The result, with the Conservative party persistently trailing Labour as the 2015 general election looms, is that Mr Cameron's leadership, partly because of his own mistakes, is too often a balancing act. He finds himself compelled to be a high-wire artist to survive.

The prime minister's interviews on Sunday effectively fired the starting gun on what is likely to feel like a 16-month general election campaign. He made clear that the May 2015 Tory election campaign is likely to focus on four principal issues – the economy, the public finances, immigration and Europe. That much was perhaps already fairly predictable.

Two things had, however, been less clear than they are now. The first is the continuing priority, in both party political and public spending terms, that the Tories intend to attach to older people as voters and as recipients of state financial support.

The second is the extent to which Mr Cameron proposes to put migration at the centre of an EU strategy that is as much about Tory party management as the UK national interest. In both cases, there is a significant level of improvisation and of trying to present a contradictory policy as something more coherent than it actually is.

The heart of Mr Cameron's message ywas the well-trailed confirmation that the annual rise in the state pension will be protected under a Tory government. The partisan reason for this pledge is obvious. Older people are more likely to vote, more anxious about risk and are better disposed towards the Tories.
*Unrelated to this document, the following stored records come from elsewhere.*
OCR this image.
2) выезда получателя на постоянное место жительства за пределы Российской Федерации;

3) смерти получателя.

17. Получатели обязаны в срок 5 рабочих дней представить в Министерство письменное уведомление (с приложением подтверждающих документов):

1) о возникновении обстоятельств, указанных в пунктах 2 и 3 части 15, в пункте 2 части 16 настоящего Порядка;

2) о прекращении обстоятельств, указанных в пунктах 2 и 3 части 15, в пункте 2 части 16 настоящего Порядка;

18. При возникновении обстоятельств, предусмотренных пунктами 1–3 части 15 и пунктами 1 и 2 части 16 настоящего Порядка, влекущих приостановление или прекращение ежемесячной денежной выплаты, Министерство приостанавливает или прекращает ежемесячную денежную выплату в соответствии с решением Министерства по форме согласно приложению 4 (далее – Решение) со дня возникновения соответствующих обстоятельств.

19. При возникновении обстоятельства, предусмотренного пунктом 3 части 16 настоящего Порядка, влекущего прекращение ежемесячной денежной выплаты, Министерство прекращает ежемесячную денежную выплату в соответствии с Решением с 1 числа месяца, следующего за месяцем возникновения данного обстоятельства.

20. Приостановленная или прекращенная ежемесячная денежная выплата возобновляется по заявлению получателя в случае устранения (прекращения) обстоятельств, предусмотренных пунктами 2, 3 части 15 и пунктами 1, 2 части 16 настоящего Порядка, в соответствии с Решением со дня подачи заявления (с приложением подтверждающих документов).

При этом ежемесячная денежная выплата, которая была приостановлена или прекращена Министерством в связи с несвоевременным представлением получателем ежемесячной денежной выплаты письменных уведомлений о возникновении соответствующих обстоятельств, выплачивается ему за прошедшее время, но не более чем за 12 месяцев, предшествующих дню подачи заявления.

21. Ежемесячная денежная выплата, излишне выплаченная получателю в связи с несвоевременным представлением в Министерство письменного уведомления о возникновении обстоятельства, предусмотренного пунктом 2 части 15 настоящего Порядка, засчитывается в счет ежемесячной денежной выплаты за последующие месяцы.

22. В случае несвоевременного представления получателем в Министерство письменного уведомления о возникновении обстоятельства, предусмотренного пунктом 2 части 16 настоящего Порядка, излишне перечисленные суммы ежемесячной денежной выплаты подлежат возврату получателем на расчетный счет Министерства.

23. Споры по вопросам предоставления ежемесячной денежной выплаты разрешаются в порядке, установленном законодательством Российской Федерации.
But the pledge inescapably raises the question of how such commitments will be paid for. Here Mr Cameron flannelled and blunted the impact of what he was trying to say. His refusal to commit to maintaining existing benefits to the elderly, like fuel allowances and television licences, suggests that he may in fact have to rob pensioner Peter to pay pensioner Paul.

And his evasiveness on top-rate income tax suggests he knows that a package of higher-rate tax handouts for the well-off and further welfare cuts for the poor – which would be popular among Thatcherites – would not add up either fiscally or politically. There are a lot of serious loose ends here.

Nevertheless, knowing that his party is still trailing Labour in the polls – though trailing by a little less than it has done over the past year – it was not unreasonable for Mr Cameron to tailor his message to a group of voters who are most likely to provide the Conservatives with the overall majority they crave. But Mr Cameron makes things difficult for himself. His reluctance to challenge his own party makes it harder for the Tories to achieve that majority.

That task remains daunting. The opinion polls and the electoral system both favour Labour. The scale of the challenge was restated in black and white at the weekend by Lord Ashcroft's newly published polling, which finds that the longed-for majority remains extremely elusive.

It is underscored by recent criticisms by Tory modernisers like Ryan Shorthouse of Bright Blue and former No 10 speechwriter Danny Kruger that the party is too focused on the votes it is losing to Ukip on the right and insufficiently attentive to the voters it has neglected in the centre.

Going into 2014, Mr Cameron is less unpopular than the other party leaders. But a combination of circumstance and temperament means he is consistently failing, as he again did on Sunday, to make the case for the kind of majoritarian Conservative project he once claimed to offer.